O ato I trouxe depoimentos em vídeo e ao vivo, além de coreografias como “Homem com H” (com os 2º períodos de bacharelado e licenciatura) e “K Dance”, que homenageou os anos 1970. O ex-bolsista Kelvin Wesley subiu ao palco para saudar a professora. A escola de dança Adorai também marcou presença com as variações de Letícia e Rayelle Bianca, coreografadas por Caline Teodoro, e o carimbó foi apresentado pelo professor Jhon e pela aluna Kethelen.

O ato II contou com o depoimento ao vivo de Jhon Gomes, ex-aluno que seguiu carreira artística e acadêmica, narrando um momento específico que mudou sua trajetória. Ele também apresentou um solo de dança, seguido por coreografias da turma de licenciatura e uma performance de ginástica acrobática do 4º período.

No ato III foi exibido um vídeo em que os atuais alunos do curso de Educação Física refletiram sobre o que a dança significa em suas formações. As apresentações incluíram o Atelier Escola de Dança com “Entre o que Fica e o que Parte” (Ana Fonseca e Elias Daniel), o Estúdio de Artes Balancé com “Estrelas” (coreografia de Lucas Souza) e a Cia. de Dança Jhon Gomes, com outra versão de “Estrelas”. A escola Adorai retornou com “Sarça Ardente”, coreografada por Lívia Teodoro; os alunos do 2º período de bacharelado encerraram o ato.

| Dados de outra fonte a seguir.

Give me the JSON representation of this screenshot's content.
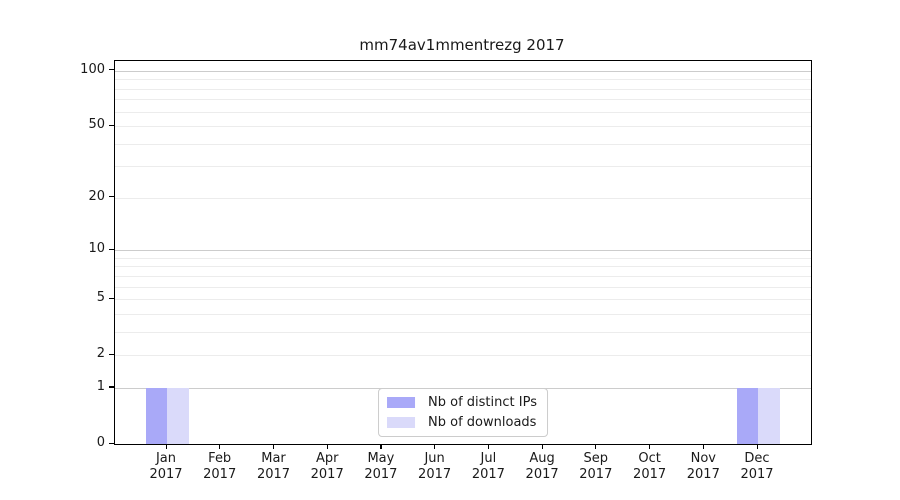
{
  "chart_data": {
    "type": "bar",
    "title": "mm74av1mmentrezg 2017",
    "categories": [
      "Jan",
      "Feb",
      "Mar",
      "Apr",
      "May",
      "Jun",
      "Jul",
      "Aug",
      "Sep",
      "Oct",
      "Nov",
      "Dec"
    ],
    "category_year": "2017",
    "series": [
      {
        "name": "Nb of distinct IPs",
        "color": "#a9a9f8",
        "values": [
          1,
          0,
          0,
          0,
          0,
          0,
          0,
          0,
          0,
          0,
          0,
          1
        ]
      },
      {
        "name": "Nb of downloads",
        "color": "#dadafa",
        "values": [
          1,
          0,
          0,
          0,
          0,
          0,
          0,
          0,
          0,
          0,
          0,
          1
        ]
      }
    ],
    "yticks": [
      0,
      1,
      2,
      5,
      10,
      20,
      50,
      100
    ],
    "ylim": [
      0,
      113
    ],
    "yscale": "log10(1+v)",
    "xlabel": "",
    "ylabel": "",
    "grid": "horizontal, minor + major",
    "gridline_minor_values": [
      2,
      3,
      4,
      5,
      6,
      7,
      8,
      9,
      20,
      30,
      40,
      50,
      60,
      70,
      80,
      90
    ],
    "gridline_major_values": [
      1,
      10,
      100
    ],
    "legend_position": "bottom-center",
    "colors": {
      "background": "#ffffff",
      "spine": "#000000",
      "grid_minor": "#ececec",
      "grid_major": "#cccccc",
      "text": "#1a1a1a",
      "legend_border": "#cccccc"
    }
  }
}
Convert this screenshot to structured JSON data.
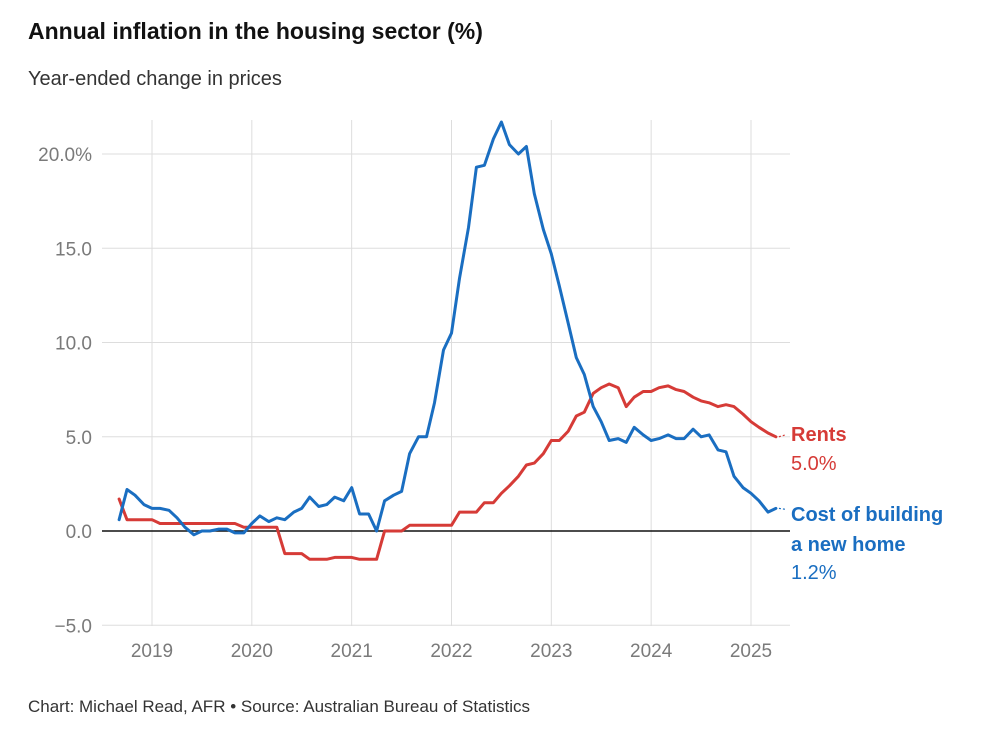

No ato IV, após o ministério de dança Plenitude apresentar “Raridade”, música de Anderson Freire, a professora Shirley Regina subiu ao palco para oferecer palavras à homenageada. Em seguida, a mestre de cerimônias convidou Norma Tinoco a entrar em cena. Ao som de “Muda Tudo”, os alunos formaram um círculo ao redor da professora, cantando o refrão em coro.